A trust can be written to hold the assets until a beneficiary reaches a certain age, or to distribute the assets in percentages when the beneficiary reaches specified ages.  The thinking behind this “age based” distribution is that a beneficiary may not be able to handle the principal at a young age, but should be able to as she grows older.  But in almost all cases, I advise my clients to create the trust to last for the lifetime of the beneficiary.

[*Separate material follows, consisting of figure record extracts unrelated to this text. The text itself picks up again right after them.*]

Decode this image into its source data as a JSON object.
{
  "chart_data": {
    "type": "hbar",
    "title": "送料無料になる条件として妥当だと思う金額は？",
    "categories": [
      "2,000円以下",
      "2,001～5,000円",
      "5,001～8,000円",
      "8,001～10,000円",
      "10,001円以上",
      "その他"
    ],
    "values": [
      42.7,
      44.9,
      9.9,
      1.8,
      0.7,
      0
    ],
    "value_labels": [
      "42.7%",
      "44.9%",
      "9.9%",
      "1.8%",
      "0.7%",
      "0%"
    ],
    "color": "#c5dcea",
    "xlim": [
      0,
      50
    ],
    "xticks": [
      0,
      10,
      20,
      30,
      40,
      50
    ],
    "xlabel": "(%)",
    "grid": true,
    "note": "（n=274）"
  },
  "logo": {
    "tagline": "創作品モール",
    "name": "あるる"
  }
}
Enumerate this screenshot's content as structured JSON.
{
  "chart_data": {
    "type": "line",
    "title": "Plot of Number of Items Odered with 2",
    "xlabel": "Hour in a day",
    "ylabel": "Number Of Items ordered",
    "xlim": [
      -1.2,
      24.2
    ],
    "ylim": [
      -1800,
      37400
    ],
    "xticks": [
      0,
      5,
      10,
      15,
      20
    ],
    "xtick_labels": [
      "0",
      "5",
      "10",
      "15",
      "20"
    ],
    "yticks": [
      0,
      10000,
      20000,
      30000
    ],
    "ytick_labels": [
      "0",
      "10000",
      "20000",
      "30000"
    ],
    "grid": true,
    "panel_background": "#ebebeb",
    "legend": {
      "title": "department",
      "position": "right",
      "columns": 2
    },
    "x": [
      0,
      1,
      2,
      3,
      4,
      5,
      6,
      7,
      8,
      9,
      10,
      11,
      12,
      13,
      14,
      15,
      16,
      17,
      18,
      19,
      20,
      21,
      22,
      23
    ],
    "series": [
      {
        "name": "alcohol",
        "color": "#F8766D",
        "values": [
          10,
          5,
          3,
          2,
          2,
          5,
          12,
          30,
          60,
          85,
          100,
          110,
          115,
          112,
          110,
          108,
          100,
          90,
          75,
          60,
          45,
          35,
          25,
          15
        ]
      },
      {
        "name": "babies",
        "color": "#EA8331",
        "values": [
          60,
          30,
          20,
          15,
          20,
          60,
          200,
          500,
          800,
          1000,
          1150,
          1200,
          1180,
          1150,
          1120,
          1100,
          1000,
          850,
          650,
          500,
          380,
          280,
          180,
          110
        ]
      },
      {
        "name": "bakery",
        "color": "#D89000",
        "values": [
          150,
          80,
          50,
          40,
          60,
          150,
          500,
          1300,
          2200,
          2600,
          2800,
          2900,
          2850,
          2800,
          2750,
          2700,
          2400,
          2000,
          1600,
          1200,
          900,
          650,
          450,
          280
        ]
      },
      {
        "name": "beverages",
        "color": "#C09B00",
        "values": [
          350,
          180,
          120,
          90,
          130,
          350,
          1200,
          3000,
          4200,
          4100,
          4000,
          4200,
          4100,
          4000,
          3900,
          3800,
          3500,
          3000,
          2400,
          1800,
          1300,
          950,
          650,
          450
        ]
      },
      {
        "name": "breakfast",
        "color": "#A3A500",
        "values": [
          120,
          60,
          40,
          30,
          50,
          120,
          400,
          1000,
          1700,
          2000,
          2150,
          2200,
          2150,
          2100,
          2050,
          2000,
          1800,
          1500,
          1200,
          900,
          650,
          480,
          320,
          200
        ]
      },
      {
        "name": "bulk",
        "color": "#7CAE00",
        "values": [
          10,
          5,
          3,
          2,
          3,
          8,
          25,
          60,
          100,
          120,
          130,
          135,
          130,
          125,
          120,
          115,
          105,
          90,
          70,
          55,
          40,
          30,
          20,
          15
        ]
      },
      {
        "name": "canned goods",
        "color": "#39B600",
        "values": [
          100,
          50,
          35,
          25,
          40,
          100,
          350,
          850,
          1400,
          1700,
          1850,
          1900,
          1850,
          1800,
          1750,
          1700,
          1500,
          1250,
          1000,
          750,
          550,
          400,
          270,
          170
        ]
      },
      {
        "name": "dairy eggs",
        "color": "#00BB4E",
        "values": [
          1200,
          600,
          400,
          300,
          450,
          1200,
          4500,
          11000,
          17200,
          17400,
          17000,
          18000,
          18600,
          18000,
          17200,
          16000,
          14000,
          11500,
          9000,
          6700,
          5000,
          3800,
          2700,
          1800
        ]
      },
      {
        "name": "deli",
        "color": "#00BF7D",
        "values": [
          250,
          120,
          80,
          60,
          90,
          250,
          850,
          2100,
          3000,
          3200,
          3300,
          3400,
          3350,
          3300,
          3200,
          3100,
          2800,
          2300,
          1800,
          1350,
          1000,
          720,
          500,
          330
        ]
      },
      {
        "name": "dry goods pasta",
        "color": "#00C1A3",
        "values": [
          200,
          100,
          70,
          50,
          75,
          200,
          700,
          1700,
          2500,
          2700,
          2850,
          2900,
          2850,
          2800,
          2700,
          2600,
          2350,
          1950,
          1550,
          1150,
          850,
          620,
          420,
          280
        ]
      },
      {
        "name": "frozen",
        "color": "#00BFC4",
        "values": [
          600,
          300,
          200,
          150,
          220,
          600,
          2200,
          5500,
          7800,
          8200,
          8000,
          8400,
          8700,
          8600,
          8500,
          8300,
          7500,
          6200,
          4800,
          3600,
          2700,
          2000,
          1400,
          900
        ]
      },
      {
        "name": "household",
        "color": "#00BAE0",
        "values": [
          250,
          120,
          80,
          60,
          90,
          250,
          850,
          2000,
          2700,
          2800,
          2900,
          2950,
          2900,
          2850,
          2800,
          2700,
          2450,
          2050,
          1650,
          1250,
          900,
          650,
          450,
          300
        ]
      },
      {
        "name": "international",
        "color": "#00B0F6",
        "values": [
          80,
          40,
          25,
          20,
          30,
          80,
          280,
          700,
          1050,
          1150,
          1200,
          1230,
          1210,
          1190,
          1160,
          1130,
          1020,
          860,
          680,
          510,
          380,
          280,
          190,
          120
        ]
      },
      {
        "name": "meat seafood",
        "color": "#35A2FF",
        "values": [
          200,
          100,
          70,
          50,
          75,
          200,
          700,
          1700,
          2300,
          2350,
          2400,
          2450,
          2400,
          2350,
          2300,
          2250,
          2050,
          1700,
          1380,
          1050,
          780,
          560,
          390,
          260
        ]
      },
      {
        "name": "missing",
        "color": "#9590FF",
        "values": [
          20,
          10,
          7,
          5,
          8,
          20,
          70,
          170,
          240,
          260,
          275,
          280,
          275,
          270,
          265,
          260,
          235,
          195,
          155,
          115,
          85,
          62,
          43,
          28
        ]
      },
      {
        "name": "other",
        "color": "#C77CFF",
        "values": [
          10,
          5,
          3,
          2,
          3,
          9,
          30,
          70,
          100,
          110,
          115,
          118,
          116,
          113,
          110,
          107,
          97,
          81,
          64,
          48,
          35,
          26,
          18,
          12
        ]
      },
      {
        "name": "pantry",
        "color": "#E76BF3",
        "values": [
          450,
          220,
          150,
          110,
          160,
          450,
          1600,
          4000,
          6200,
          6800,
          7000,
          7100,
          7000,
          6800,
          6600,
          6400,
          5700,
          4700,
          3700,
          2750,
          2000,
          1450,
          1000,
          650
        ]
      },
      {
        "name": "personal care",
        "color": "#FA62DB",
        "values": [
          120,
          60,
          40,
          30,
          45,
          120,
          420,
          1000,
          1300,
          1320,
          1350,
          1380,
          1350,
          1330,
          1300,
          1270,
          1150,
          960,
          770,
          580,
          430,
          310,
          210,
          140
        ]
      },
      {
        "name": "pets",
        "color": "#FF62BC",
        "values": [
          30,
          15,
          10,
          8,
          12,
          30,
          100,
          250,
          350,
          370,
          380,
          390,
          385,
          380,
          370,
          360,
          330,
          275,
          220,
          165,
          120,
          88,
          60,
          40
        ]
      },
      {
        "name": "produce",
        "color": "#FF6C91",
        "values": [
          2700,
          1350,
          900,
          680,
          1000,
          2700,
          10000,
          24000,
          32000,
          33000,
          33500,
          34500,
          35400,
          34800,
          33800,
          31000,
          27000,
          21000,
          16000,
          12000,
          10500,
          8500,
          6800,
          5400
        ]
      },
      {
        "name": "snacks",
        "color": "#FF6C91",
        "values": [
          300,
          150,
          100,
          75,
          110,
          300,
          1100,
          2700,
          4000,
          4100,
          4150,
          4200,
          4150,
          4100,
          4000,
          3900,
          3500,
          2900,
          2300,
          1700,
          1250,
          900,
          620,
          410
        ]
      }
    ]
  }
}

The beneficiary may not be more skillful at handling money or become more reliable as she grows older, and creditors may have claims at any time during the beneficiary’s life.

Often clients react: “But I want my son/daughter to be able to use the inheritance.”  I explain that the beneficiary will have access to the funds if the trust has a distribution standard allowing the trustee to distribute principal for health, support or education.  In fact, the beneficiary can act as her own trustee, giving her the right to invest the funds as she wishes, and make distributions for her needs.

Moreover, the beneficiary can be given what is called a “power of appointment” to name in her Will the people who will receive any trust assets remaining at her death.  The power of appointment gives the beneficiary the same power as she would have had, had the inheritance been given to her outright. The power to say who gets the property is just short of ownership.

And you can limit the power of appointment.  Say you don’t want your daughter to give any balance of the trust to her nephew, with whom she is close, because he is estranged from the rest of the family. You can limit the power of appointment to allow her to distribute the trust assets at her death to anyone other than the nephew, or to only your direct descendants, or only among her then surviving siblings. You can make the power broad or narrow, and tailor it to the family situation.

Because trusts can be written with (almost) as much flexibility as you want, I see no reason not to use a trust for the life of the beneficiary. And a broad power of appointment can give your beneficiary the control she would otherwise have to pass the assets on to someone else.